Roberto Jefferson - Shakespeare fazia o teatro com a tragédia humana, conhecia profundamente a alma humana. Nelson Hungria era um tratadista do Direito Penal, profundo, humano, mas pela lógica cartesiana do direito social. Era um promotor de justiça. Fez o comentário do Código Penal com visão matemática da dimensão da pena, da equidade da pena. Não romanceia, não vê os problemas emocionais e mentais como justificativa ou minorante para o crime.

Euler de França Belém - O sr. tem cerca de 200 júris. Inspirou-se em Evandro Lins e Silva?

Roberto Jefferson - Evandro era um ícone no Rio de Janeiro. Nós do Rio nos mirávamos nele, e, num passado um pouco antes, em Romero Neto, que encarnou a figura do advogado romântico, que saia do júri e ia para o restaurante em frente ao tribunal, com o promotor e o juiz para tomar um uísque, bater papo. Era aquela coisa do afrouxamento do sentimento penal punitivo sempre a favor da condição humana do réu. E no teatro, na técnica, o Evandro foi imbatível.

Euler de França Belém - Desses mais de 200 júris, o sr. ganhou quantos?

Roberto Jefferson - Ganhei muitos e perdi muitos. Ganhei muitos que precisava ganhar e perdi muitos que não tinha condições de vencer.


Euler de França Belém - Esse caso Nardoni é muito difícil para a defesa? Por quê?

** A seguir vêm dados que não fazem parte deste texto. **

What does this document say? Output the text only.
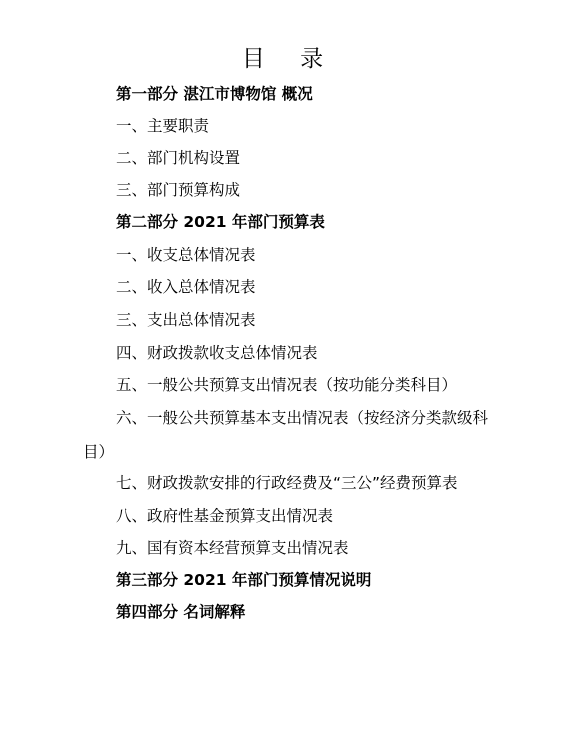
目 录
第一部分 湛江市博物馆 概况
一、主要职责
二、部门机构设置
三、部门预算构成
第二部分 2021 年部门预算表
一、收支总体情况表
二、收入总体情况表
三、支出总体情况表
四、财政拨款收支总体情况表
五、一般公共预算支出情况表（按功能分类科目）
六、一般公共预算基本支出情况表（按经济分类款级科
目）
七、财政拨款安排的行政经费及“三公”经费预算表
八、政府性基金预算支出情况表
九、国有资本经营预算支出情况表
第三部分 2021 年部门预算情况说明
第四部分 名词解释
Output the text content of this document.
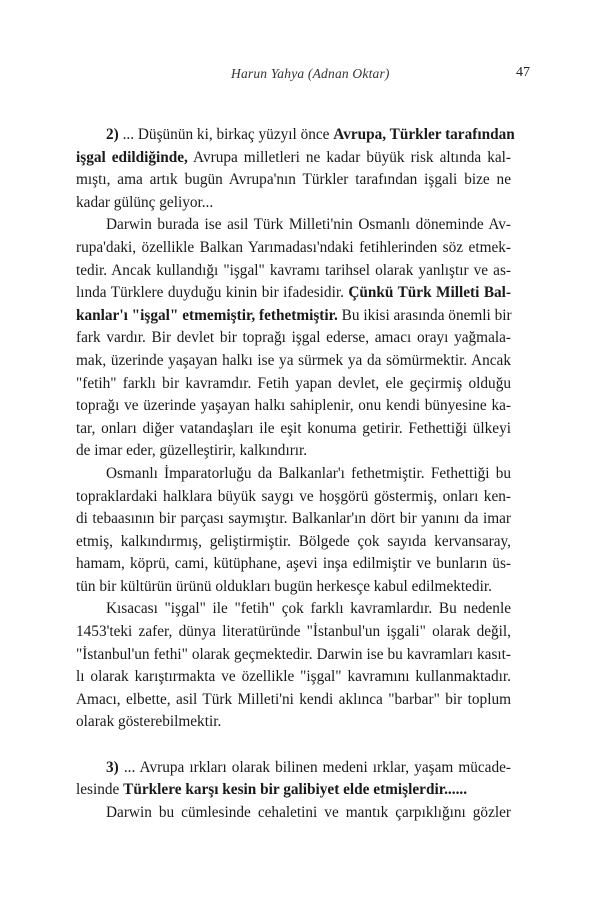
Harun Yahya (Adnan Oktar)	47
2) ... Düşünün ki, birkaç yüzyıl önce Avrupa, Türkler tarafından
işgal edildiğinde, Avrupa milletleri ne kadar büyük risk altında kal-
mıştı, ama artık bugün Avrupa'nın Türkler tarafından işgali bize ne
kadar gülünç geliyor...
Darwin burada ise asil Türk Milleti'nin Osmanlı döneminde Av-
rupa'daki, özellikle Balkan Yarımadası'ndaki fetihlerinden söz etmek-
tedir. Ancak kullandığı "işgal" kavramı tarihsel olarak yanlıştır ve as-
lında Türklere duyduğu kinin bir ifadesidir. Çünkü Türk Milleti Bal-
kanlar'ı "işgal" etmemiştir, fethetmiştir. Bu ikisi arasında önemli bir
fark vardır. Bir devlet bir toprağı işgal ederse, amacı orayı yağmala-
mak, üzerinde yaşayan halkı ise ya sürmek ya da sömürmektir. Ancak
"fetih" farklı bir kavramdır. Fetih yapan devlet, ele geçirmiş olduğu
toprağı ve üzerinde yaşayan halkı sahiplenir, onu kendi bünyesine ka-
tar, onları diğer vatandaşları ile eşit konuma getirir. Fethettiği ülkeyi
de imar eder, güzelleştirir, kalkındırır.
Osmanlı İmparatorluğu da Balkanlar'ı fethetmiştir. Fethettiği bu
topraklardaki halklara büyük saygı ve hoşgörü göstermiş, onları ken-
di tebaasının bir parçası saymıştır. Balkanlar'ın dört bir yanını da imar
etmiş, kalkındırmış, geliştirmiştir. Bölgede çok sayıda kervansaray,
hamam, köprü, cami, kütüphane, aşevi inşa edilmiştir ve bunların üs-
tün bir kültürün ürünü oldukları bugün herkesçe kabul edilmektedir.
Kısacası "işgal" ile "fetih" çok farklı kavramlardır. Bu nedenle
1453'teki zafer, dünya literatüründe "İstanbul'un işgali" olarak değil,
"İstanbul'un fethi" olarak geçmektedir. Darwin ise bu kavramları kasıt-
lı olarak karıştırmakta ve özellikle "işgal" kavramını kullanmaktadır.
Amacı, elbette, asil Türk Milleti'ni kendi aklınca "barbar" bir toplum
olarak gösterebilmektir.
3) ... Avrupa ırkları olarak bilinen medeni ırklar, yaşam mücade-
lesinde Türklere karşı kesin bir galibiyet elde etmişlerdir......
Darwin bu cümlesinde cehaletini ve mantık çarpıklığını gözler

Roberto Jefferson - É muito complicado para a defesa. Suscita sentimentos enraizados na alma humana. A madrasta má agredindo a princesinha de sapatinhos de cristal. E o pai, que tem a marca do protetor, não age como todos esperam, pelo contrário, auxilia na morte da filha. São dois sentimentos, um é a afirmação de que a madrasta é realmente má. Outro é a explosão do que todos acreditamos, de que o pai é sempre protetor, capaz de dar a vida pelo filho, se superar para ajudar o filho. Ele ficou ao lado da madrasta, fez um papel terrível. Isso mexeu com o inconsciente coletivo. Mas penso também que acabou ficando um pouco meio novela, o enfoque que a polícia deu, a exploração da mídia. Isso inviabilizou qualquer procedimento de defesa que o casal possa ter.